The new map provides important insight into transit patterns of Nairobi’s travelers. With a clearer view of the system’s routes and transfer locations, matatu riders can find easier paths to their destinations. While the map is most well-known in planning circles for providing useful information to the general public, its underlying data is proving equally useful to planners and local government officials in understanding current travel patterns and enhancing their ability to plan for the future.
Critically, the researchers entered the data into the open format General Transit Feed Specification (GTFS), a common format for public transportation schedules that allows the data to be used for travel apps and system modeling. Along with exciting projects in Dkaha, Manila and Mexico City, the Nairobi project is one of the first to bring informal transit into GTFS, allowing more dynamic trip planning for users and advanced network analysis for planners.
ITDP, in a partnership with the Kenya National Highways Authority (KeNHA) and UN-Habitat, is the first to make use of the wealth of data available, building off the dataset to develop plans and recommendations for the upcoming BRT along the Uhuru Highway. “It has been a tremendously useful tool,” said ITDP Africa Program Associate, Chris Van Eyken. “The data allowed us to build a model of transit ridership along key routes, giving ITDP and our partners the information to create a robust series of plans and recommendations for the Uhuru Highway BRT.”

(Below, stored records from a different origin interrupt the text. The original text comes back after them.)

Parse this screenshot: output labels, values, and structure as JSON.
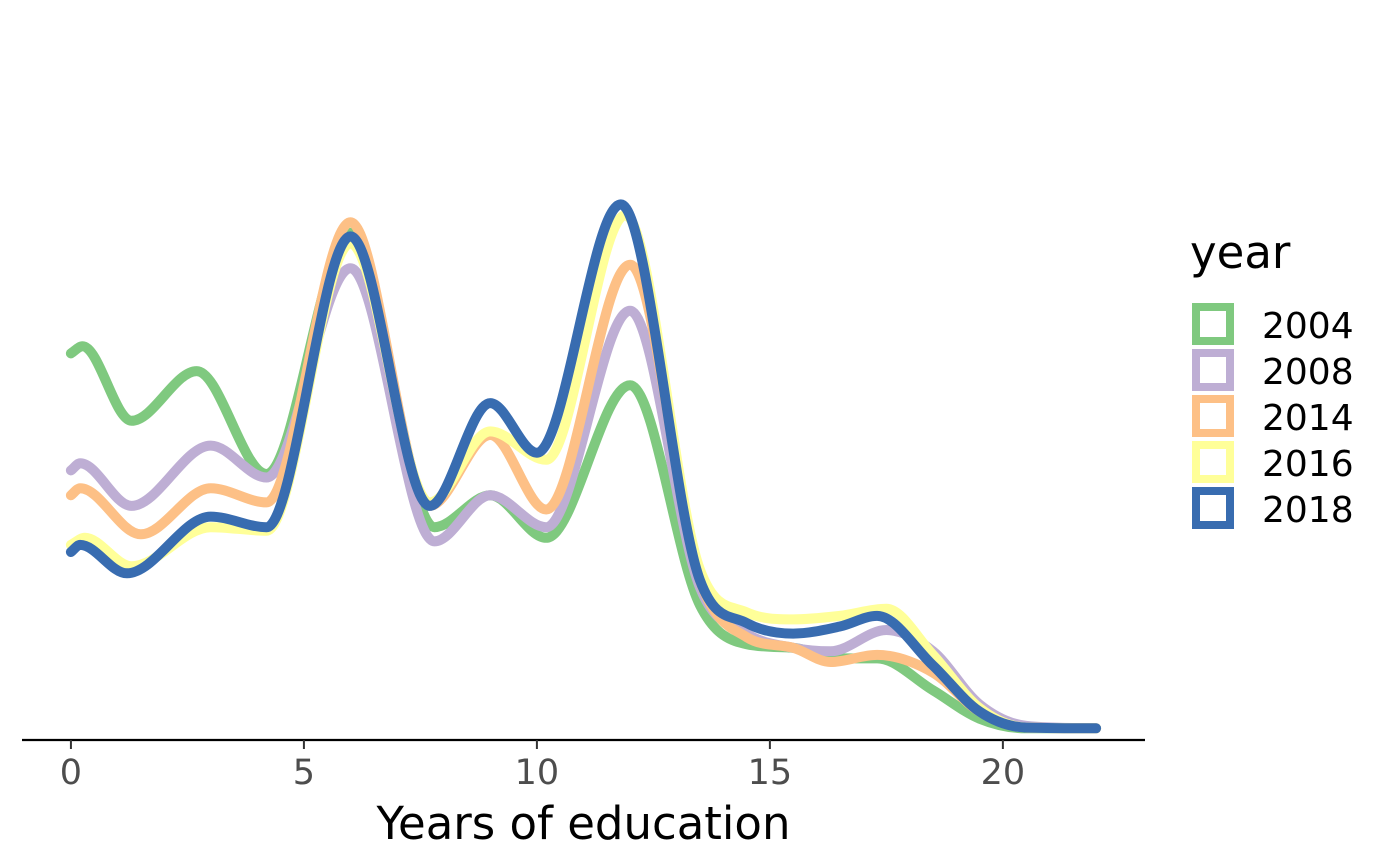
{
  "chart_data": {
    "type": "line",
    "title": "",
    "xlabel": "Years of education",
    "ylabel": "",
    "xlim": [
      -1.05,
      23.05
    ],
    "ylim": [
      -0.003,
      0.2
    ],
    "x_ticks": [
      0,
      5,
      10,
      15,
      20
    ],
    "grid": false,
    "legend": {
      "title": "year",
      "placement": "right"
    },
    "series": [
      {
        "name": "2004",
        "color": "#7FC97F",
        "x": [
          0,
          0.25,
          1.3,
          2.7,
          4.2,
          6,
          7.8,
          9,
          10.2,
          12,
          13.5,
          14.5,
          15.5,
          16.5,
          17.3,
          18.5,
          19.5,
          20.5,
          22
        ],
        "y": [
          0.106,
          0.108,
          0.087,
          0.101,
          0.072,
          0.14,
          0.057,
          0.066,
          0.054,
          0.097,
          0.035,
          0.024,
          0.023,
          0.02,
          0.02,
          0.011,
          0.003,
          0.0003,
          0.0003
        ]
      },
      {
        "name": "2008",
        "color": "#BEAED4",
        "x": [
          0,
          0.2,
          1.3,
          3,
          4.2,
          6,
          7.8,
          9,
          10.2,
          12,
          13.5,
          14.5,
          15.5,
          16.3,
          17.5,
          18.5,
          19.5,
          20.5,
          22
        ],
        "y": [
          0.073,
          0.075,
          0.063,
          0.08,
          0.071,
          0.13,
          0.053,
          0.066,
          0.057,
          0.118,
          0.04,
          0.027,
          0.023,
          0.022,
          0.028,
          0.022,
          0.007,
          0.001,
          0.0003
        ]
      },
      {
        "name": "2014",
        "color": "#FDC086",
        "x": [
          0,
          0.2,
          1.5,
          3,
          4.2,
          6,
          7.7,
          9,
          10.2,
          12,
          13.5,
          14.5,
          15.5,
          16.3,
          17.3,
          18.5,
          19.5,
          20.5,
          22
        ],
        "y": [
          0.066,
          0.068,
          0.055,
          0.068,
          0.064,
          0.143,
          0.063,
          0.083,
          0.062,
          0.131,
          0.042,
          0.026,
          0.023,
          0.019,
          0.021,
          0.016,
          0.005,
          0.0005,
          0.0003
        ]
      },
      {
        "name": "2016",
        "color": "#FFFF99",
        "x": [
          0,
          0.3,
          1.3,
          3,
          4.2,
          6,
          7.7,
          9,
          10.2,
          11.9,
          13.5,
          14.5,
          15.5,
          16.5,
          17.5,
          18.5,
          19.5,
          20.5,
          22
        ],
        "y": [
          0.052,
          0.054,
          0.046,
          0.057,
          0.056,
          0.137,
          0.064,
          0.084,
          0.076,
          0.145,
          0.045,
          0.033,
          0.031,
          0.032,
          0.034,
          0.021,
          0.006,
          0.0005,
          0.0003
        ]
      },
      {
        "name": "2018",
        "color": "#386CB0",
        "x": [
          0,
          0.2,
          1.2,
          3,
          4.2,
          6,
          7.7,
          9,
          10,
          11.8,
          13.5,
          14.5,
          15.5,
          16.5,
          17.3,
          18.5,
          19.5,
          20.5,
          22
        ],
        "y": [
          0.05,
          0.052,
          0.044,
          0.06,
          0.057,
          0.139,
          0.063,
          0.092,
          0.078,
          0.148,
          0.042,
          0.03,
          0.027,
          0.029,
          0.032,
          0.018,
          0.005,
          0.0005,
          0.0003
        ]
      }
    ]
  }
}
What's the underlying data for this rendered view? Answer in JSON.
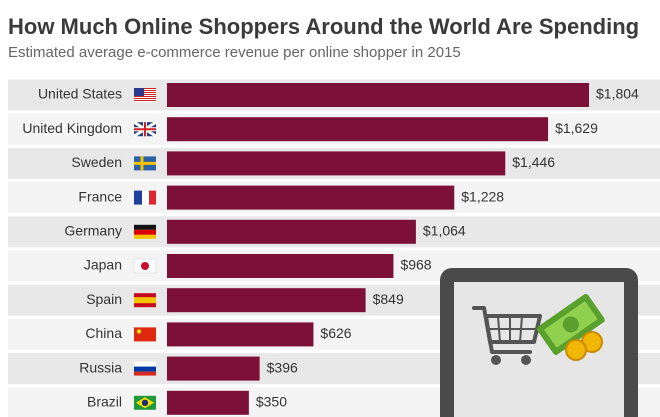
{
  "chart_data": {
    "type": "bar",
    "orientation": "horizontal",
    "title": "How Much Online Shoppers Around the World Are Spending",
    "subtitle": "Estimated average e-commerce revenue per online shopper in 2015",
    "categories": [
      "United States",
      "United Kingdom",
      "Sweden",
      "France",
      "Germany",
      "Japan",
      "Spain",
      "China",
      "Russia",
      "Brazil"
    ],
    "values": [
      1804,
      1629,
      1446,
      1228,
      1064,
      968,
      849,
      626,
      396,
      350
    ],
    "value_labels": [
      "$1,804",
      "$1,629",
      "$1,446",
      "$1,228",
      "$1,064",
      "$968",
      "$849",
      "$626",
      "$396",
      "$350"
    ],
    "color": "#7d1036"
  }
}
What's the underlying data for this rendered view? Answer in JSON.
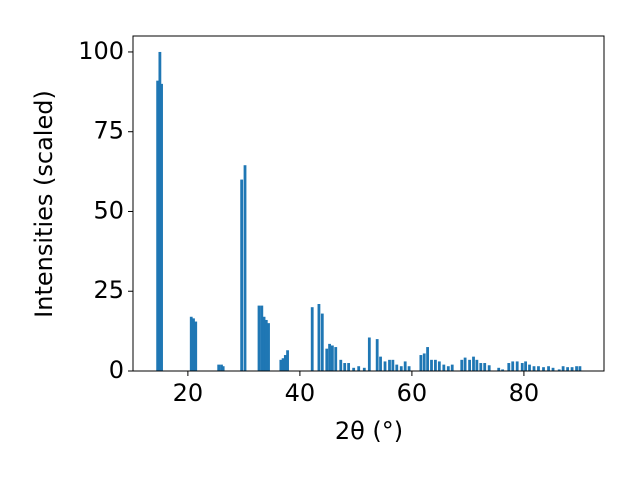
{
  "chart_data": {
    "type": "bar",
    "xlabel": "2θ (°)",
    "ylabel": "Intensities (scaled)",
    "color": "#1f77b4",
    "x": [
      14.6,
      15.0,
      15.3,
      20.6,
      21.0,
      21.4,
      25.5,
      26.0,
      26.3,
      29.6,
      30.2,
      32.7,
      33.2,
      33.6,
      34.0,
      34.4,
      36.6,
      37.0,
      37.4,
      37.8,
      42.2,
      43.4,
      44.0,
      44.8,
      45.3,
      45.8,
      46.4,
      47.3,
      48.0,
      48.7,
      49.6,
      50.5,
      51.5,
      52.4,
      53.8,
      54.4,
      55.2,
      56.0,
      56.6,
      57.3,
      58.1,
      58.8,
      59.5,
      61.6,
      62.2,
      62.8,
      63.5,
      64.2,
      64.9,
      65.7,
      66.5,
      67.2,
      68.9,
      69.5,
      70.3,
      71.0,
      71.6,
      72.3,
      73.0,
      73.8,
      75.5,
      76.2,
      77.3,
      78.0,
      78.8,
      79.7,
      80.3,
      81.0,
      81.8,
      82.6,
      83.5,
      84.4,
      85.2,
      86.3,
      87.0,
      87.8,
      88.6,
      89.4,
      90.0
    ],
    "values": [
      91,
      100,
      90,
      17,
      16.5,
      15.5,
      2,
      2,
      1.5,
      60,
      64.5,
      20.5,
      20.5,
      17,
      16,
      15,
      3.5,
      4,
      5,
      6.5,
      20,
      21,
      18,
      7,
      8.5,
      8,
      7.5,
      3.5,
      2.5,
      2.5,
      1,
      1.5,
      1,
      10.5,
      10,
      4.5,
      3,
      3.5,
      3.5,
      2,
      1.5,
      3,
      1.5,
      5,
      5.5,
      7.5,
      3.5,
      3.5,
      3,
      2,
      1.5,
      2,
      3.5,
      4.2,
      3.5,
      4.5,
      3.5,
      2.5,
      2.5,
      1.8,
      1,
      0.5,
      2.5,
      3,
      3,
      2.5,
      3,
      2,
      1.5,
      1.5,
      1.2,
      1.5,
      1,
      0.5,
      1.5,
      1.2,
      1.2,
      1.5,
      1.5
    ],
    "xlim": [
      10.2,
      94.3
    ],
    "ylim": [
      0,
      105
    ],
    "xticks": [
      20,
      40,
      60,
      80
    ],
    "yticks": [
      0,
      25,
      50,
      75,
      100
    ]
  }
}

Despite their importance to Nairobi’s public transportation network, matatu buses, stuck in traffic congestion and often poorly maintained, are insufficient to meet Nairobi’s growing transit needs. The planned BRT will increase mobility, provide an alternative to driving, and expand options for movement across the city. ITDP Africa will release a complete transit model in spring 2014, thanks in part to Digital Matatus, demonstrating the ways in which BRT will fit into and improve the transportation network in Nairobi.